- Film poster
- Directed by: Meera Menon
- Written by: Meera Menon Paul Gleason
- Produced by: Joe Camerota Erica Fishman Paul Gleason Meera Menon
- Starring: Kiran Deol Vishal Vijayakumar Samrat Chakrabarti Katie McCuen George Basil
- Cinematography: Paul Gleason
- Edited by: Geoff Boothby
- Music by: Samuel Jones
- Distributed by: Level 33 Entertainment
- Release dates: January 28, 2025 (Sundance); March 6, 2026;
- Running time: 89 minutes
- Country: United States
- Language: English

= Didn't Die =

Didn't Die is a 2025 American black and white zombie film written and directed by Meera Menon. It premiered at the 2025 Sundance Film Festival.

Menon's husband, Paul Gleason, was the film's co-writer and cinematographer.

==Plot==

Vinita Malhotra, an Indian American podcaster celebrating her 100th episode, discovers the world has descended into a zombie apocalypse.

==Critical reception==

Josiah Teal of Film Threat described the film as "a hopeful zombie narrative with more than a few heartwarming moments and just enough quirk to earn its laughs. Menon has crafted a sweet zombie film without ever losing its gruesome edge."

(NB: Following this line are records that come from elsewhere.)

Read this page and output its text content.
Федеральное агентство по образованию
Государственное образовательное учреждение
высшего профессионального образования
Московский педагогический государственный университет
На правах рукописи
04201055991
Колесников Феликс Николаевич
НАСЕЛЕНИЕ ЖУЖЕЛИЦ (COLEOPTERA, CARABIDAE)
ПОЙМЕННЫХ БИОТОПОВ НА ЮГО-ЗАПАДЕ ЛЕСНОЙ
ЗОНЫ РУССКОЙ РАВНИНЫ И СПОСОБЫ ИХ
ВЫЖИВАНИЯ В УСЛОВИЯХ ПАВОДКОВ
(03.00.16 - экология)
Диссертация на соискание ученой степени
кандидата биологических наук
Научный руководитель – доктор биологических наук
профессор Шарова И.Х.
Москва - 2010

Michael Dunaway and Alisha Patterson, in an interview with the film's cast for Paste, called "An impressive achievement for Menon and her actors."

Ritesh Mehta of Filmmaker wrote that it was a "delightfully desi zombie film—probably the first of its kind?—with characters enjoying dosa in the apocalypse, sipping 'chai tea' and joking about the wackiness of having a Hindu wedding in July."

In a review for Collider, Emma Kiely wrote that "The horror and zombie aspects of Didn't Die are merely distractions from where Menon's talents truly lie — capturing the quiet subtleties that make us human."

Siddhant Adlakha of Variety gave the film a mixed review, writing that the film "almost works. Ironically, it narrowly misses cohesion, and the spark of life, because its premise keeps centering the dead."